"We’ve heard some recent nervous and outspoken remarks regarding integration in the post-Soviet space. Let’s put them down to the emotional rhetoric of these politicians,” Putin said at a meeting of FSB (Federal Security Service) officers.
"Close integration is an intrinsic global process,” he said, adding Russia could face attempts to stop work toward integration.
"Different forms of pressure, including mechanisms of so-called ‘soft power’ may be used here,” the president said calling for closer contacts with Belarus, Kazakhstan and other integration partners.
"Any direct or indirect interference in our domestic matters, any forms of pressure on Russia, our allies and partners is intolerable,” Putin said.
Belarus, Kazakhstan and Russia have since January 1, 2012, been part of a Common Economic Space (EEP), or Customs Union. The union allows free movement of capital, goods and services across the three states’ national borders. Kazakhstan's Central Asian neighbor Kyrgyzstan has applied to join.
Russia views this grouping as a precursor to a broader Eurasian Economic Union, and has even touted membership to Ukraine and Moldova, although Kiev has long harbored ambitions of moving closer to the EU.
In December 2012, then US Secretary of State Hillary Clinton criticized Russia’s post-Soviet integration initiative, in an address to the Organization for Security and Cooperation in Europe.
"It’s going to be called a Customs Union, it will be called Eurasian Union and all of that. But let’s make no mistake about it,” Clinton said, branding the move as "re-Sovietization.”
Putin shortly afterwards dismissed her comments as "utter nonsense.”
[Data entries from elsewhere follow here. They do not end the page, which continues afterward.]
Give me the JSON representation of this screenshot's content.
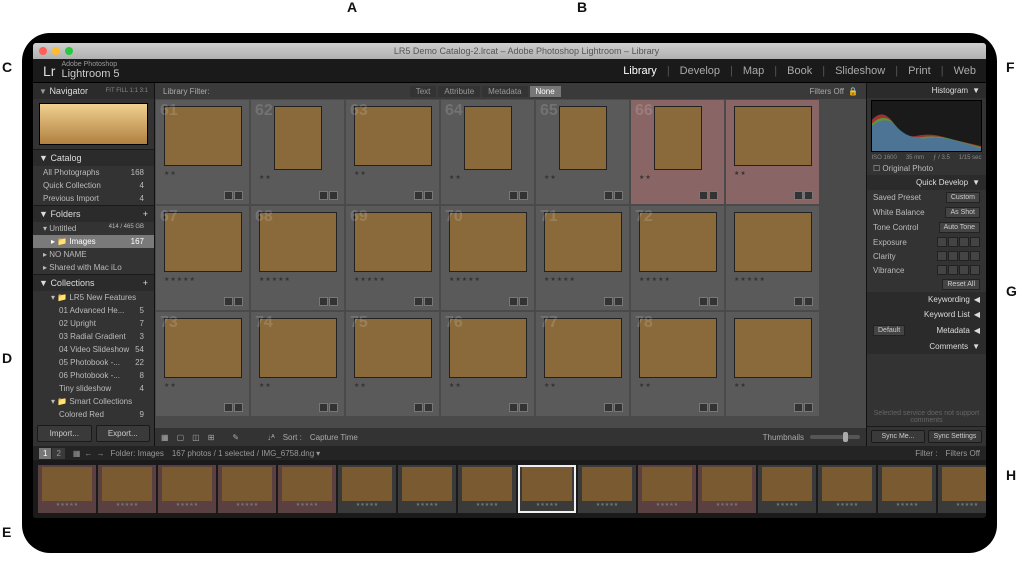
{
  "callouts": {
    "A": "A",
    "B": "B",
    "C": "C",
    "D": "D",
    "E": "E",
    "F": "F",
    "G": "G",
    "H": "H"
  },
  "titlebar": {
    "title": "LR5 Demo Catalog-2.lrcat – Adobe Photoshop Lightroom – Library"
  },
  "brand": {
    "lr": "Lr",
    "adobe": "Adobe Photoshop",
    "name": "Lightroom 5"
  },
  "modules": {
    "library": "Library",
    "develop": "Develop",
    "map": "Map",
    "book": "Book",
    "slideshow": "Slideshow",
    "print": "Print",
    "web": "Web"
  },
  "left": {
    "navigator": {
      "label": "Navigator",
      "opts": "FIT  FILL  1:1  3:1"
    },
    "catalog": {
      "label": "Catalog",
      "items": [
        {
          "label": "All Photographs",
          "count": "168"
        },
        {
          "label": "Quick Collection",
          "count": "4"
        },
        {
          "label": "Previous Import",
          "count": "4"
        }
      ]
    },
    "folders": {
      "label": "Folders",
      "volume": {
        "label": "Untitled",
        "meta": "414 / 465 GB"
      },
      "images": {
        "label": "Images",
        "count": "167"
      },
      "noname": {
        "label": "NO NAME"
      },
      "shared": {
        "label": "Shared with Mac iLo"
      }
    },
    "collections": {
      "label": "Collections",
      "set": "LR5 New Features",
      "items": [
        {
          "label": "01 Advanced He...",
          "count": "5"
        },
        {
          "label": "02 Upright",
          "count": "7"
        },
        {
          "label": "03 Radial Gradient",
          "count": "3"
        },
        {
          "label": "04 Video Slideshow",
          "count": "54"
        },
        {
          "label": "05 Photobook -...",
          "count": "22"
        },
        {
          "label": "06 Photobook -...",
          "count": "8"
        },
        {
          "label": "Tiny slideshow",
          "count": "4"
        }
      ],
      "smart": {
        "label": "Smart Collections"
      },
      "colored": {
        "label": "Colored Red",
        "count": "9"
      }
    },
    "buttons": {
      "import": "Import...",
      "export": "Export..."
    }
  },
  "filterbar": {
    "label": "Library Filter:",
    "text": "Text",
    "attribute": "Attribute",
    "metadata": "Metadata",
    "none": "None",
    "right": "Filters Off"
  },
  "toolbar": {
    "sort_label": "Sort :",
    "sort_value": "Capture Time",
    "thumbnails": "Thumbnails"
  },
  "right": {
    "histogram": {
      "label": "Histogram",
      "iso": "ISO 1600",
      "focal": "35 mm",
      "fstop": "ƒ / 3.5",
      "shutter": "1/15 sec"
    },
    "original_photo": "Original Photo",
    "quick_develop": {
      "label": "Quick Develop",
      "preset_label": "Saved Preset",
      "preset_value": "Custom",
      "wb_label": "White Balance",
      "wb_value": "As Shot",
      "tone_label": "Tone Control",
      "tone_value": "Auto Tone",
      "exposure": "Exposure",
      "clarity": "Clarity",
      "vibrance": "Vibrance",
      "reset": "Reset All"
    },
    "keywording": "Keywording",
    "keyword_list": "Keyword List",
    "metadata": {
      "label": "Metadata",
      "preset": "Default"
    },
    "comments": {
      "label": "Comments",
      "note": "Selected service does not support comments"
    },
    "sync_meta": "Sync Me...",
    "sync_settings": "Sync Settings"
  },
  "status": {
    "seg1": "1",
    "seg2": "2",
    "folder_label": "Folder: Images",
    "summary": "167 photos / 1 selected / IMG_6758.dng",
    "filter": "Filter :",
    "filters_off": "Filters Off"
  },
  "grid": {
    "row1": [
      {
        "n": "61",
        "orient": "l",
        "pink": false
      },
      {
        "n": "62",
        "orient": "p",
        "pink": false
      },
      {
        "n": "63",
        "orient": "l",
        "pink": false
      },
      {
        "n": "64",
        "orient": "p",
        "pink": false
      },
      {
        "n": "65",
        "orient": "p",
        "pink": false
      },
      {
        "n": "66",
        "orient": "p",
        "pink": true
      },
      {
        "n": "",
        "orient": "l",
        "pink": true
      }
    ],
    "row2": [
      {
        "n": "67",
        "orient": "l"
      },
      {
        "n": "68",
        "orient": "l"
      },
      {
        "n": "69",
        "orient": "l"
      },
      {
        "n": "70",
        "orient": "l"
      },
      {
        "n": "71",
        "orient": "l"
      },
      {
        "n": "72",
        "orient": "l"
      },
      {
        "n": "",
        "orient": "l"
      }
    ],
    "row3": [
      {
        "n": "73",
        "orient": "l"
      },
      {
        "n": "74",
        "orient": "l"
      },
      {
        "n": "75",
        "orient": "l"
      },
      {
        "n": "76",
        "orient": "l"
      },
      {
        "n": "77",
        "orient": "l"
      },
      {
        "n": "78",
        "orient": "l"
      },
      {
        "n": "",
        "orient": "l"
      }
    ]
  },
  "stars5": "★★★★★",
  "stars2": "★★"
}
Putin on Thursday also criticized the attempts of non-governmental organizations (NGOs) financed from abroad to speak on behalf of Russian society.
"No one has the monopoly or right to speak on behalf of Russian society as a whole, most of all those structures governed and financed from abroad. We have outlined a precise system for NGO work in Russia,” Putin said referring to a controversial NGO law which came into force in November.
That law, obliging Russian non-governmental organizations (NGOs) financed from abroad and involved in political activity to register as "foreign agents,” has been criticized by Russian human rights organizations. They claim it is just one of a slew of Kremlin-backed laws aimed at suppressing opposition to Putin's rule.
Kremlin officials have repeatedly claimed Washington is using NGOs in Russia as a cover to bring about political change. Putin once famously branded Russian NGOs involved in politics as "jackals."